Am I correctly supposing that I need to sample a Bayesian model via MCMC to correctly approximate the predictive posterior? Or is there any easier way? What would the best approach to such a problem be?
Also, given that I effectively have thousands of dummy explanatory variables, is it even possible to handle such a huge parameter number through sampling methods?
I would really appreciate any help here.
Best Answer
Your tag says 'logistic regression', so I'm going to assume that your are trying to do Bayesian logistic OR probit regression through some data augmentation scheme. However, what I'm about to say should apply to any model where conjugacy is not an option and you are forced to turn to MCMC.
The only way to correctly (as you put it) study the posterior-predictive distribution is to take into account uncertainty in the regression coefficients & other parameters. The only clear way to do this after using MCMC to get posterior distributions on parameters is to use your MCMC samples. Any other approach would be a (potentially gross) mischaracterization of uncertainty. For example, taking the posterior means on regression coefficients & other parameters and then using your $X$ values would give you a distribution on potential $y \mid X$ values, but this distribution would not contain information about our uncertainty in the regression coefficients & other parameters. It is important that our posterior-predictive variance be inflated by our uncertainty in the parameters. This is seen in the integral $$ \pi(y\mid X) = \int \! \pi(y\mid \theta, X) \pi(\theta)\,d\theta. $$ Uncertainty in $\theta$ will cause the relative tails of $\pi(\theta)$ to be valued more than $0$, and thus the relative tails of $\pi(y \mid X)$ will be valued more than $0$. Using your MCMC samples for the parameters would take into account this uncertainty and would approximate the posterior-predictive with similar Monte Carlo error.

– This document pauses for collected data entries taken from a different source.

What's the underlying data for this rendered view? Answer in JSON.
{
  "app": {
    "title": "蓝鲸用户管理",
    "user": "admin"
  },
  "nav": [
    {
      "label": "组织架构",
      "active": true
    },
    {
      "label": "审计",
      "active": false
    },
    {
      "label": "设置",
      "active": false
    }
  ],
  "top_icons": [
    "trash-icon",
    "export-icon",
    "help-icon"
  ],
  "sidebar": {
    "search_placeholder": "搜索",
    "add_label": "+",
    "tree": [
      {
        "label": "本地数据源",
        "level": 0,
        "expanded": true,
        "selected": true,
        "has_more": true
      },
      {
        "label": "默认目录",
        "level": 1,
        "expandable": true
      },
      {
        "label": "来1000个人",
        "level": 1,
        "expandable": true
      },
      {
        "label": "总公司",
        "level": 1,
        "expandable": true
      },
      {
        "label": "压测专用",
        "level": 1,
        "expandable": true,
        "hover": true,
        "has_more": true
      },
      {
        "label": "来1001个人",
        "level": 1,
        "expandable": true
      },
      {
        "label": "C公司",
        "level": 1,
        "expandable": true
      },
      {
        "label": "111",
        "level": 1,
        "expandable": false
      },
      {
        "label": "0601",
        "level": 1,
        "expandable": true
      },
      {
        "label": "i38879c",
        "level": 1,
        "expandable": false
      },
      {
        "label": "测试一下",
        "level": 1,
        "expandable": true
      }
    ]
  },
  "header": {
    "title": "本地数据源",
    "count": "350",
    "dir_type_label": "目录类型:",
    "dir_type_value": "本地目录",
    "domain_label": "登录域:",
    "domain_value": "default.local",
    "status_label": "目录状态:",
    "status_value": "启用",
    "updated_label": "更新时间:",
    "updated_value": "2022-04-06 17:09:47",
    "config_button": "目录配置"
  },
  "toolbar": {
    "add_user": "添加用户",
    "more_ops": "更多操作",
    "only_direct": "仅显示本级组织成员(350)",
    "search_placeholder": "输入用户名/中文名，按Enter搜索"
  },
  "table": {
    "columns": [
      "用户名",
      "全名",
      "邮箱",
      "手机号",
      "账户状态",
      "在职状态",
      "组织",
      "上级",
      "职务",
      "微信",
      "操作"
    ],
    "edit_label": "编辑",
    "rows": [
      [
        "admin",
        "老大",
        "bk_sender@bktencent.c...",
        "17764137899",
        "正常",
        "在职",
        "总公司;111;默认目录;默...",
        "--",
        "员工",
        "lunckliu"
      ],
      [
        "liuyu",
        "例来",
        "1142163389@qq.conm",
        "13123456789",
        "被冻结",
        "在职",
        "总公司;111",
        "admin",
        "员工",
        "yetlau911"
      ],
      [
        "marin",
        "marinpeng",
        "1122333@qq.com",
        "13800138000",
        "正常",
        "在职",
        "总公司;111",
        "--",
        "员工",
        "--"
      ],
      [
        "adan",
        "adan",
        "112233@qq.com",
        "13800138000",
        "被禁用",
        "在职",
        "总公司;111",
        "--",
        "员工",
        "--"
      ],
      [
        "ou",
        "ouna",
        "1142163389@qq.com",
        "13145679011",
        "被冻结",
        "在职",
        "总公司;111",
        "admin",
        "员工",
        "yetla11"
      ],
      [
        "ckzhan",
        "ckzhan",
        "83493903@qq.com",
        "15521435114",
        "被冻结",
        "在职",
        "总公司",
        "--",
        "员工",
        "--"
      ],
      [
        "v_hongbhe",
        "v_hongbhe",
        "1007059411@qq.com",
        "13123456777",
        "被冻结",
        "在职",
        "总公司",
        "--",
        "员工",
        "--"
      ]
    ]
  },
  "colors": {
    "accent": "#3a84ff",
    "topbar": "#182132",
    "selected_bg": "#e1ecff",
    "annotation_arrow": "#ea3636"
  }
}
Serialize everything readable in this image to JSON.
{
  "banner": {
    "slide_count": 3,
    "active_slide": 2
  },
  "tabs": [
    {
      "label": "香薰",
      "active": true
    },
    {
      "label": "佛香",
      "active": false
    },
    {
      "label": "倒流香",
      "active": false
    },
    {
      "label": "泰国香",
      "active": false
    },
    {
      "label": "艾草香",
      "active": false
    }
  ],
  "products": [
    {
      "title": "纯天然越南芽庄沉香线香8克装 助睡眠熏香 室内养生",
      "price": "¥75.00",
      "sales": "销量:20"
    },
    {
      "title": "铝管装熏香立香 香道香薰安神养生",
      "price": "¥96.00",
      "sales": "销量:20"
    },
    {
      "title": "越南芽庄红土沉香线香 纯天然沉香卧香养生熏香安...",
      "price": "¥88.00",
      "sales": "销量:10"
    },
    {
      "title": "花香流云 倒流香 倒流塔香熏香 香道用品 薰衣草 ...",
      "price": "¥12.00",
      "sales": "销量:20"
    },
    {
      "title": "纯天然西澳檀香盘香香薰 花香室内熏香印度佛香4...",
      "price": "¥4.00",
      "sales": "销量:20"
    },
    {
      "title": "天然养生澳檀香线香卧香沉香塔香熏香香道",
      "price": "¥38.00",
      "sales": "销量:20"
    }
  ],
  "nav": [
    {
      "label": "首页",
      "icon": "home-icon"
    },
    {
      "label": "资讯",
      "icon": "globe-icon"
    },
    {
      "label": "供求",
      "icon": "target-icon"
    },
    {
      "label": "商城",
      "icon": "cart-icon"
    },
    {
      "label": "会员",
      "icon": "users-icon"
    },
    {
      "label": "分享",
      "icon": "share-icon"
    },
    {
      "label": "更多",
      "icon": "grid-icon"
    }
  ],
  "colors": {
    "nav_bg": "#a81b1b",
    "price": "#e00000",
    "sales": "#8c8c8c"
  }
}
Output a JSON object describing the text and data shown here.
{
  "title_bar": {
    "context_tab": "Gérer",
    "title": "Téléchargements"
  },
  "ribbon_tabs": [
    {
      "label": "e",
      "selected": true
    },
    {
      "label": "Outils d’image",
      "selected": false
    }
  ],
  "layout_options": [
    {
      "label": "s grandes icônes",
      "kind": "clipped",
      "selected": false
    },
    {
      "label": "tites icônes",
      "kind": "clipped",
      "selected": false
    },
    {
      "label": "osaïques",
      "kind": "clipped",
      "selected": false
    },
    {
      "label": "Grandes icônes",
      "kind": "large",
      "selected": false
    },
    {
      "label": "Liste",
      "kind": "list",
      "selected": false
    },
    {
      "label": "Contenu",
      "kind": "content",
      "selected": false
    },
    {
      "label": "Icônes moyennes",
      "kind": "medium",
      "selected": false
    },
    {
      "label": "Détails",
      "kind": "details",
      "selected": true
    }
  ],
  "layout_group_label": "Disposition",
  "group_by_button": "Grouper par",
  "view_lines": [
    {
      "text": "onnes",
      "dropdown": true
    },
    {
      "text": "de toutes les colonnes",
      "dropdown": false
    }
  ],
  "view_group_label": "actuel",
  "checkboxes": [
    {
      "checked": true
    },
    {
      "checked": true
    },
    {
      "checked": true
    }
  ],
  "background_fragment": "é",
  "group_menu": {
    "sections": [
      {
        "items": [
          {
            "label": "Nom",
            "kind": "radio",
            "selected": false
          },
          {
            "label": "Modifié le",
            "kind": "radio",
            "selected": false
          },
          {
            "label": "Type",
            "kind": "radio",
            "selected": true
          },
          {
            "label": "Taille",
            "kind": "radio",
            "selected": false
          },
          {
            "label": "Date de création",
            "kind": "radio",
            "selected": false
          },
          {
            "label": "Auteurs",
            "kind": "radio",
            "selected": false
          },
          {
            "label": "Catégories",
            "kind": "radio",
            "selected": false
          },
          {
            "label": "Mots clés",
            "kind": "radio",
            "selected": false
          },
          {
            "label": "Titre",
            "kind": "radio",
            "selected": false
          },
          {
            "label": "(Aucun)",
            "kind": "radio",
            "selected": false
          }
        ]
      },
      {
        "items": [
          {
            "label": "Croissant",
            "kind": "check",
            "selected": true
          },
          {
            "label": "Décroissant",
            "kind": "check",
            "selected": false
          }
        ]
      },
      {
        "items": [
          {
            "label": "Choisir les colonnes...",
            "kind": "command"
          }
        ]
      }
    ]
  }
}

I assume by thousands you mean under billions, in which case I would expect any modern computer to handle a sparse vector inner product efficiently & quickly. But perhaps this is not the case for you, or you just see this as unnecessarily inefficient.
One approach to dealing with this in a statistical sense is to perform variable selection on your model. Selecting the most important variables would (potentially dramatically) reduce the cost of calculating the posterior predictive at each step. Model selection in regression is conceptually straightforward in the Bayesian paradigm, but it is not necessarily quick to describe or implement. I refer you to section 9.3 of this book, but probably any book or outline of Bayesian model selection for regression would suffice.